When the case is ready, the response contains a medical_data map. Each key maps to an object with the following shape:

fieldtypedescription
valuesarrayAll extracted values for this field found across all documents. Duplicate values are ignored. For lab measurements each value is an object with value, measurement_unit, and range.
is_confidentbooleantrue If the service has full confidence in every value in this entry. false if any value in this entry was flagged as uncertain.

Example response:

{
"status": 200,
"results": {
"status": "complete",
"created_timestamp": 1774005780212133159,
"updated_timestamp": 1774005849334733262,
"medical_data": {
"patient_first_name": {
"values": [
"Richard",
"Rich"
],
"is_confident": true
},
"patient_last_name": {
"values": [
"Smith"
],
"is_confident": true
},
"patient_id": {
"values": [
"1234567"
],
"is_confident": true
},
"hematocrit": {
"values": [
{
"value": 44.4,
"measurement_unit": "%",
"range": {
"min": 34.4,
"max": 44.2
}
},
{
"value": 40.1,
"measurement_unit": "%",
"range": {
"min": 34.4,
"max": 44.2
}
}
],
"is_confident": true
},
"hemoglobin": {
"values": [
{
"value": 14.6,
"measurement_unit": "g/dL",
"range": {
"min": 11.5,
"max": 15.1
}
}
],
"is_confident": true
},
"specimen_collection_date": {
"values": [
1753401600,
1753311400,
],
"is_confident": false
},
"specimen_ordering_physician": {
"values": [
"coraline jones, md"
],
"is_confident": true
},
"specimen_type": {
"values": [
"blood",
"urine"
],
"is_confident": true
}
}
},
"debug_info": {
"delta": "107.986194ms",
"version": "happy_api.720.main.3244488"
}
}

To get datapoints from a most recent lab test/order, use GET /v1/patient_case/{CASE_ID}/extract/flatten/latest?sets=CBC.

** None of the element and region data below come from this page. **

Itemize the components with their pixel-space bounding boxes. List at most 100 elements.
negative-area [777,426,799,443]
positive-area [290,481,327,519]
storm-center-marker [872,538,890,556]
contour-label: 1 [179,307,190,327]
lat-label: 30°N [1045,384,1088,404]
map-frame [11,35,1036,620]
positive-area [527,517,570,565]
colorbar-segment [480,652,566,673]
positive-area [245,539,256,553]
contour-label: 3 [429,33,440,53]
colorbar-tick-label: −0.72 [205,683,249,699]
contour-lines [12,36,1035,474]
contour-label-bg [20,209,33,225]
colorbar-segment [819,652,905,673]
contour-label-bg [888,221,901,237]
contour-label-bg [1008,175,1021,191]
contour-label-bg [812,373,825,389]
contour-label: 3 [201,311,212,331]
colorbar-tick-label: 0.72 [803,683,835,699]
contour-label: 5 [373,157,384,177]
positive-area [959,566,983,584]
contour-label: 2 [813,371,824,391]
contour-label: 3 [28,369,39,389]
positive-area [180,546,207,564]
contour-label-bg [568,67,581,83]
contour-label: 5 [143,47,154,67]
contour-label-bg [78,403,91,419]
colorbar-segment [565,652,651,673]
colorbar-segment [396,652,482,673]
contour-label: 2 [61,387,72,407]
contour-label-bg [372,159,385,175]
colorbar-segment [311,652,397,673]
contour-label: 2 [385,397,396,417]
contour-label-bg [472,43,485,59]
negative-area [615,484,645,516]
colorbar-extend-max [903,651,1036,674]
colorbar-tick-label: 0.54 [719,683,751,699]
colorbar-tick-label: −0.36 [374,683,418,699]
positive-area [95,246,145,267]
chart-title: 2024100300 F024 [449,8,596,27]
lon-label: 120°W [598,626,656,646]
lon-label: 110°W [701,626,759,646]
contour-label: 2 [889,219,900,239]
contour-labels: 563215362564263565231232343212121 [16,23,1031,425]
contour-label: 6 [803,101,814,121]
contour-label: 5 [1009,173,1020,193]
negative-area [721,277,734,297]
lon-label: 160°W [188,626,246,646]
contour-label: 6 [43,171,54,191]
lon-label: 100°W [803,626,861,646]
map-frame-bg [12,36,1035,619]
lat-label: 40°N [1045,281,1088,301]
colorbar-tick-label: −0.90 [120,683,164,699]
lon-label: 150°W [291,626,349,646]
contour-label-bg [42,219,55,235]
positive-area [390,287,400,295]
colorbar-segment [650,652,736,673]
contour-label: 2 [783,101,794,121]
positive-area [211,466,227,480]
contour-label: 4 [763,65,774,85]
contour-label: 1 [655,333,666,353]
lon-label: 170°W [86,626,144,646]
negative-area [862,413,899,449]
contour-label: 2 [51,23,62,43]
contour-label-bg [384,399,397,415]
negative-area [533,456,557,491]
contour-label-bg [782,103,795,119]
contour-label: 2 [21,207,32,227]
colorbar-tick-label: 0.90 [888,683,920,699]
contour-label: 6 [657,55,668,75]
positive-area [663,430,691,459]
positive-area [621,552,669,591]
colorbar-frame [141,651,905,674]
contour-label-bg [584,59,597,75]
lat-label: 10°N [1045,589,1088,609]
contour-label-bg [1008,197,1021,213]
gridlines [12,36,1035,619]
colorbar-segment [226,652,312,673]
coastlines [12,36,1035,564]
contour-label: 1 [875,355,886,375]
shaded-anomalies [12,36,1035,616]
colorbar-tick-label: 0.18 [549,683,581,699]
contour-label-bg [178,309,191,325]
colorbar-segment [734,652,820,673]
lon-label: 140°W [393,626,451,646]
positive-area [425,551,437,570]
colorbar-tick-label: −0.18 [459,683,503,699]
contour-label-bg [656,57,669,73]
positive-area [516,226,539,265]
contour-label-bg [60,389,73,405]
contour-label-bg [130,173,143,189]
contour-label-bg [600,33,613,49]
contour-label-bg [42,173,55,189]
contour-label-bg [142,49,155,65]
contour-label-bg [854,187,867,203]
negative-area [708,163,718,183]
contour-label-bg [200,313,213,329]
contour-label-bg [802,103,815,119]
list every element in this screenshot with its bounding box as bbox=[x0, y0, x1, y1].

For example, if a Case has multiple CBC labs, and you want to find the most recent CBC lab’s values, this endpoint will help you.

This endpoint requires a sets query parameter, which defines a set of datapoints to search for. The only supported set today is CBC.

Example usage using curl:

Terminal window
curl "https://api.happypathology.com/v1/patient_case/$CASE_ID/extract/flatten/latest?sets=CBC" \
-H "Authorization: Bearer $YOUR_SIGNED_TOKEN"

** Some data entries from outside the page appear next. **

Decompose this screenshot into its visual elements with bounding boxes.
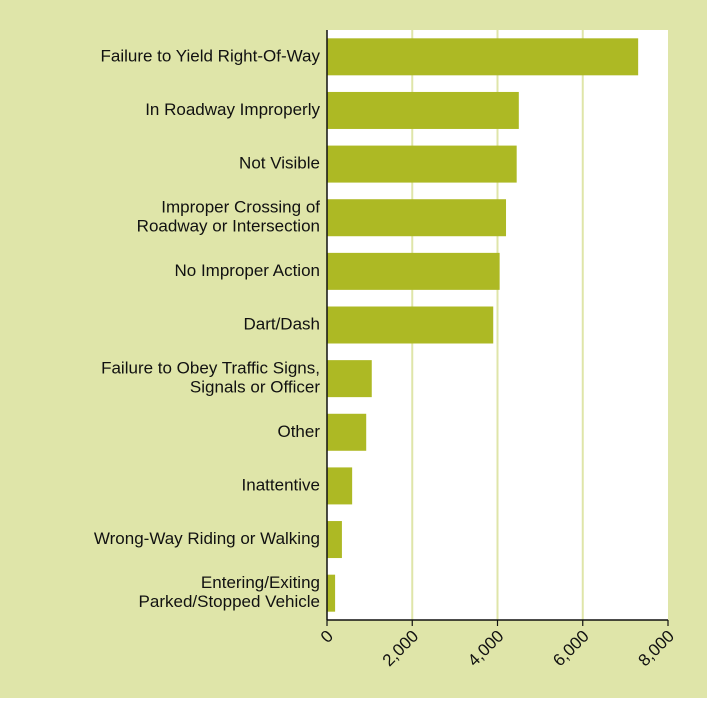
bar [327, 252, 500, 290]
bar [327, 467, 353, 505]
bar [327, 199, 507, 237]
bar [327, 145, 517, 183]
bar [327, 38, 639, 76]
bar [327, 306, 494, 344]
bar [327, 574, 336, 612]
y-tick-label: Other [277, 422, 320, 441]
bar [327, 413, 367, 451]
y-tick-label: Dart/Dash [243, 314, 320, 333]
y-tick-label: Not Visible [239, 154, 320, 173]
bar [327, 521, 342, 559]
bar [327, 360, 372, 398]
y-tick-label: Inattentive [242, 475, 320, 494]
y-tick-label: In Roadway Improperly [145, 100, 320, 119]
y-tick-label: Failure to Yield Right-Of-Way [101, 46, 321, 65]
y-tick-label: Signals or Officer [190, 378, 320, 397]
y-tick-label: Failure to Obey Traffic Signs, [101, 359, 320, 378]
y-tick-label: Wrong-Way Riding or Walking [94, 529, 320, 548]
y-tick-label: Entering/Exiting [201, 573, 320, 592]
y-tick-label: Improper Crossing of [161, 198, 320, 217]
y-tick-label: Parked/Stopped Vehicle [139, 592, 320, 611]
bar [327, 91, 519, 129]
y-tick-label: Roadway or Intersection [137, 217, 320, 236]
y-tick-label: No Improper Action [174, 261, 320, 280]
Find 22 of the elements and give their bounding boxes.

The response has the same shape as the /extract/flatten endpoint — each field in medical_data maps to an object with { values, is_confident } entries.

Example response:

{
"status": 200,
"results": {
"status": "complete",
"created_timestamp": 1774005780212133159,
"updated_timestamp": 1774005849334733262,
"medical_data": {
"hematocrit": {
"values": [
{
"value": 44.4,
"measurement_unit": "%",
"range": {
"min": 34.4,
"max": 44.2
}
}
],
"is_confident": true
},
"hemoglobin": {
"values": [
{
"value": 14.6,
"measurement_unit": "g/dL",
"range": {
"min": 11.5,
"max": 15.1
}
}
],
"is_confident": true
},
"specimen_reported_date": {
"values": [
1753401600
],
"is_confident": true
}
}
},
"debug_info": {
"delta": "107.986194ms",
"version": "happy_api.720.main.3244488"
}
}

All API calls are subject to rate limits and should be polled with appropriate backoff strategies. The API will return a 429 Too Many Requests status code if you exceed the rate limit.

We recommend limiting number of API calls to less than 10 per second.